И он засмеялся. Их смех был похожим, глаза одинаковыми.
«Возьму вот и все расскажу!»
Не было ничего нелепее, чем все рассказать отцу, которого она видела не больше, чем пять-шесть раз в году и который съехал с их квартиры на «Спортивной», потому что ее появление на свет помешало ему. Отцу, которого Лина Борисовна не называет иначе, как «садист» и «мучитель», и от которого мама столько лет не находит в себе силы уйти. Она вдруг поняла маму: отец был таким же, как Андрей Андреич Бородин. Осенившая ее догадка казалась абсурдной, но женский инстинкт не подвел. Таких, как отец, никогда не бросают, бросают других, эти сами уходят, но их не пускают, за ними бегут, а если зима – увязают в снегу, и вслед им кричат, не стыдясь и надеясь.
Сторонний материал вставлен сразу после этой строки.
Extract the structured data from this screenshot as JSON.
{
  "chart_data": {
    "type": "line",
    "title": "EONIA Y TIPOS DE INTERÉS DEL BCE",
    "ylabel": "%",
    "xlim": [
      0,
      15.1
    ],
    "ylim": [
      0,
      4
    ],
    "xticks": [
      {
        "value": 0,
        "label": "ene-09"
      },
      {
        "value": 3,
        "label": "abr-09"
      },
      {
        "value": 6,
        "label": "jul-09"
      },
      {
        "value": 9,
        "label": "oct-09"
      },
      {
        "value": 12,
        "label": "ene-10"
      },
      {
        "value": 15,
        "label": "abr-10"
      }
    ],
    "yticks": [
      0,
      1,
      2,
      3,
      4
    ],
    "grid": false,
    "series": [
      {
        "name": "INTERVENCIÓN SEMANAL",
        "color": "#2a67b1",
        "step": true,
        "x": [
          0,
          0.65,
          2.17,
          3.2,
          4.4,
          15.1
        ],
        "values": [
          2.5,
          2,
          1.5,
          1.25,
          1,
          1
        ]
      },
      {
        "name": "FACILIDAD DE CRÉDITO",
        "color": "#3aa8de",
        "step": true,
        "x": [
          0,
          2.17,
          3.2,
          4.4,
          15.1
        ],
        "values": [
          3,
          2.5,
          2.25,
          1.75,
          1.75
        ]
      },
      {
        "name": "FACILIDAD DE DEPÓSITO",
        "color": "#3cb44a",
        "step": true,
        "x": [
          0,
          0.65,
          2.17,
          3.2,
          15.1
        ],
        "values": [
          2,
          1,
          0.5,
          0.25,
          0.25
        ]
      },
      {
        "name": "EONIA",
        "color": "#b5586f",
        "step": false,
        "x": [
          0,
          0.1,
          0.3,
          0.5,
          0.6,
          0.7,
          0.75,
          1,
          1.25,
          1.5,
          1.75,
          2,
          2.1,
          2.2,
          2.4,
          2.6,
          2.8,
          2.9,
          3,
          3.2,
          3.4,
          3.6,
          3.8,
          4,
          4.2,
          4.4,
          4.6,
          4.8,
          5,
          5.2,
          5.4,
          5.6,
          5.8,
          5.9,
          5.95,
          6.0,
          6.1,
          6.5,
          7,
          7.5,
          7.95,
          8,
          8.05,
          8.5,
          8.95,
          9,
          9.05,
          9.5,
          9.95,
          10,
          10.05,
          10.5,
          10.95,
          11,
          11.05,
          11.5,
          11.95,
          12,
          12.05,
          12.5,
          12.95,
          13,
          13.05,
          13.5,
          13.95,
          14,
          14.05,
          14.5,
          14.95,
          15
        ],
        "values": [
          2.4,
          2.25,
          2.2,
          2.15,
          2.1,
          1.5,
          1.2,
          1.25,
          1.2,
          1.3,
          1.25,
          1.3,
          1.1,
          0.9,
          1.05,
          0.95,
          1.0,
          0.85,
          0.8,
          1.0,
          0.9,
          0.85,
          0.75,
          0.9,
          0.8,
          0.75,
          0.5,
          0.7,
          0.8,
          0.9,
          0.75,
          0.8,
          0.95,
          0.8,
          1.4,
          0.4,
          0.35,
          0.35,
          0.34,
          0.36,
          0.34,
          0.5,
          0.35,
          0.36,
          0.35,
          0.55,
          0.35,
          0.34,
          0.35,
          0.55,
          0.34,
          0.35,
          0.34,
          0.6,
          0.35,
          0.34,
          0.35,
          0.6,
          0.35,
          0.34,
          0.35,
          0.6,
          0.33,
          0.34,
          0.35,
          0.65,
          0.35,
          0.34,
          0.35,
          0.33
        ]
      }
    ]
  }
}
– Нет, я не беременна, нет, не волнуйся, – сказала она. – Но ведь дело не в этом. Беременность – что? Ерунда! Аборт можно сделать.
– Э, нет! Не скажи! – он сморщился весь. – Как аборт? Это смерть. А я сколько раз сам был на волосок…
– Ты? На волосок? От аборта?
– Дурацкая шутка. От смерти.
Никогда они не разговаривали так странно и так пристально не всматривались друг в друга – как будто упала стена между ними.
– Но мне жить не хочется, папа. Мне плохо. И если я только решусь, я тогда…
Он побагровел, перегнулся и с силой тряхнул ее так, что она закачалась.
– Молчи и не смей! Доиграешься ты!
– Что значит «не смей»? Эта жизнь ведь – моя?
– Надеюсь, не только твоя.
– Чья тогда? Бабулина, может быть? Или твоя?
Он левой ладонью накрыл ее руку. Ладонь у него стала мокрой, горячей.
– Я думал об этом.
Она напряглась.
– Ну, папа? И что? Говори! Что молчишь?
– Ты знаешь, когда я пытался уйти…
– Да, знаю! Мне мама сказала, как ты…
– Три раза пытался. И кто-то меня всегда останавливал или спасал. А кто, я не знаю.
Она испугалась: отец ее был совсем не таким, каким раньше казался. И этот отец ей был, кажется, нужен. Нельзя было взять и его отпустить, нельзя, чтобы он ее снова забыл, нырнул в свою жизнь так, как будто они и не говорили с такой откровенностью!
Тогда она все рассказала ему. Про Бородина и про их поцелуи, про то, как он вдруг испугался старух, сказал ей, что ждать еще нужно два года, а ей отвратительна трусость и слабость… Потом рассказала про турка: как он все время кладет на порог им цветы и как он ей вдруг предложил «погулять»…
Она замолчала и вся покраснела.
– И что? Ты пошла с ним гулять? – У отца был странный, глухой и простуженный голос.
– Нет. Я с ним пошла к нему в комнату. И…
– И что? – Но отец не смотрел на нее, как будто бы Веры и не было рядом.
– И все. Ну, ты сам понимаешь, что «все».
Отец весь согнулся, как будто его ударили палкою и убежали.
Она разрыдалась.
– Я жить не хочу! Он так мне противен! Мне все так противно!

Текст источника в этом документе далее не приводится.